"Nice bit of porn!" Richard D. James says as he hoists a duffel bag off the floor, extracts a boxy black machine, and lays it on the table next to his empty juice glass. “That is a good piece of fucking equipment." I wish I could tell you more about the gear in question, but honestly, his mini-tutorial flies by in a blur, because, well: Aphex Twin is sitting in front of me, showing off his fucking drum machine.
James has never been known as a terribly forthcoming talker. For years, what few interviews he gave, he conducted only by email—and those could be almost painfully curt. In one from 2011, for example, a reporter from Spain’s biggest newspaper asked him about his relationship with his public. "I hate them." What does he look for when he composes? "Nothing." How does he know when a song is finished? "When I'm sick of making it."
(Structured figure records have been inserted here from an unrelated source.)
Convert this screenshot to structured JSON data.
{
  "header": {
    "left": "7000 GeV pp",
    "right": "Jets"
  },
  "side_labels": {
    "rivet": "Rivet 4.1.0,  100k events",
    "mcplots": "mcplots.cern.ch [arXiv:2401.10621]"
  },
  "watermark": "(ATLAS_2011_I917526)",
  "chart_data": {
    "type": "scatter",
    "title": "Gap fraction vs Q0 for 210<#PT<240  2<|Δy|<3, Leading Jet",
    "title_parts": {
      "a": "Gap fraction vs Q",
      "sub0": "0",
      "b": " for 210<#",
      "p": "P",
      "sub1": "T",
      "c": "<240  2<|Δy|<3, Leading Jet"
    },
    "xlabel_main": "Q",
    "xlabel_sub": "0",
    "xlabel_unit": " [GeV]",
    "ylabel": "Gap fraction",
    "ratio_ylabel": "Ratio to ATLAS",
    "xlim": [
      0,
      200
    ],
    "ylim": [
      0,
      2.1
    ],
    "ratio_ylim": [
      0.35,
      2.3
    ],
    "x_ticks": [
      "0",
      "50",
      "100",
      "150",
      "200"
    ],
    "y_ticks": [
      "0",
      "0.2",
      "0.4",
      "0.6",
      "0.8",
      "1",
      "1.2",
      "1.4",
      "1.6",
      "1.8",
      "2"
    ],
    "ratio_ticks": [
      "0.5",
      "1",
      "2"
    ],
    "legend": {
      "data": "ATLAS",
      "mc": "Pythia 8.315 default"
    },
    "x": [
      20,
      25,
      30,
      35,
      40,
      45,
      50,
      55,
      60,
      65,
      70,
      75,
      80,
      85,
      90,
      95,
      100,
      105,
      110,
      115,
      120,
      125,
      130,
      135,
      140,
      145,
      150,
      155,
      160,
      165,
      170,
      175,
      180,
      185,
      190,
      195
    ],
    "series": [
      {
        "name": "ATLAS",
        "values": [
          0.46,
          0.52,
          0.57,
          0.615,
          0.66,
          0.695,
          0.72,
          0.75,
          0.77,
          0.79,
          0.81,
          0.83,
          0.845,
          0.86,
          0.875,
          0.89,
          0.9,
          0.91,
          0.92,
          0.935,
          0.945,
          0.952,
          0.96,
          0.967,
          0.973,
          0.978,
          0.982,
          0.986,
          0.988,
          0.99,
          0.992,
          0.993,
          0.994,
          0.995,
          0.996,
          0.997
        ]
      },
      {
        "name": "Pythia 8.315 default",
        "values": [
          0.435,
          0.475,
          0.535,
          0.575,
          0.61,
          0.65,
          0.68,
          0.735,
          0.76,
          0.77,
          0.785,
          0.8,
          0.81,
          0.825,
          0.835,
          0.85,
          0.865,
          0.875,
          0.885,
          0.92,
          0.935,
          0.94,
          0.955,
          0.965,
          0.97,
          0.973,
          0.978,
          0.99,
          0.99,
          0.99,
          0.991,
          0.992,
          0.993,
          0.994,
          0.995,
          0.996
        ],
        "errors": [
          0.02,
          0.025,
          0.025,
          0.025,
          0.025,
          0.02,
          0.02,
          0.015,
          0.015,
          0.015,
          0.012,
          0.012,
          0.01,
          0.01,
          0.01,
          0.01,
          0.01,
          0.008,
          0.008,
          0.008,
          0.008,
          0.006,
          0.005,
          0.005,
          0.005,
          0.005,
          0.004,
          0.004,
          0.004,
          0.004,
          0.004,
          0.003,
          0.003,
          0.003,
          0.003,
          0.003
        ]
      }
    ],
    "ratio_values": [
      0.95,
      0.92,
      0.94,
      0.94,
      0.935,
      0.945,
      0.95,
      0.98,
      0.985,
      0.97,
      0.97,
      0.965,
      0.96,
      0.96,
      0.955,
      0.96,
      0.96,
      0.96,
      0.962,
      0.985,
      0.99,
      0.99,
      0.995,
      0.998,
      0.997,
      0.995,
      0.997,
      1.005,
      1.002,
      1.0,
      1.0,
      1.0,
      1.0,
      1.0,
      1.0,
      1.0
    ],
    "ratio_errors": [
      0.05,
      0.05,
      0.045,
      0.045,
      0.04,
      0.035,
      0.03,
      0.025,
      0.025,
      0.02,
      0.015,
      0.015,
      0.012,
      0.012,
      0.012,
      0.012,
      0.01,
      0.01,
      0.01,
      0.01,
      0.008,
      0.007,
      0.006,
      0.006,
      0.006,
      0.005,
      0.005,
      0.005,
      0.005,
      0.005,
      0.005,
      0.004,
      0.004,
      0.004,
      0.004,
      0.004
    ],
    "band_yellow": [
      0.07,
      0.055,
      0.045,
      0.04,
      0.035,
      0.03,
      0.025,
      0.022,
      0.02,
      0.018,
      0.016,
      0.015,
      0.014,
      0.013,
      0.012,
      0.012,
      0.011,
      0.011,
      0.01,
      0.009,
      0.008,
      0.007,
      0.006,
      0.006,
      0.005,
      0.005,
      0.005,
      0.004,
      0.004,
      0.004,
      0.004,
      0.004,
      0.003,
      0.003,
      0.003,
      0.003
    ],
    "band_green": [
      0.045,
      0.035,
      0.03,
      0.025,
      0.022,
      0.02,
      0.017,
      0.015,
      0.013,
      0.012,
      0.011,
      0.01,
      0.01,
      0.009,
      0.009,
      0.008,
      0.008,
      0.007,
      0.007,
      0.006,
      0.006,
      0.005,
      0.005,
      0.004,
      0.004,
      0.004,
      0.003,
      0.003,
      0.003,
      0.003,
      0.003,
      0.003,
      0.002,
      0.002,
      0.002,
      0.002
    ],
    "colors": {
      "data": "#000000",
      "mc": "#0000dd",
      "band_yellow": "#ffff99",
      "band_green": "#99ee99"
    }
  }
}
Even when he was in the habit of giving face-to-face interviews, back in the 1990s, he could often barely contain his apparent disdain for those asking the questions, or the very concept of journalism itself. Hence the extensive Aphex Twin mythos that developed out of his wild and essentially unverifiable claims: that he lived in a bank vault, drove a tank, shared the name of his dead brother, was sitting on a trove of a thousand unreleased songs. Over time, he grew into electronic music's very own misanthropic version of Paul Bunyan.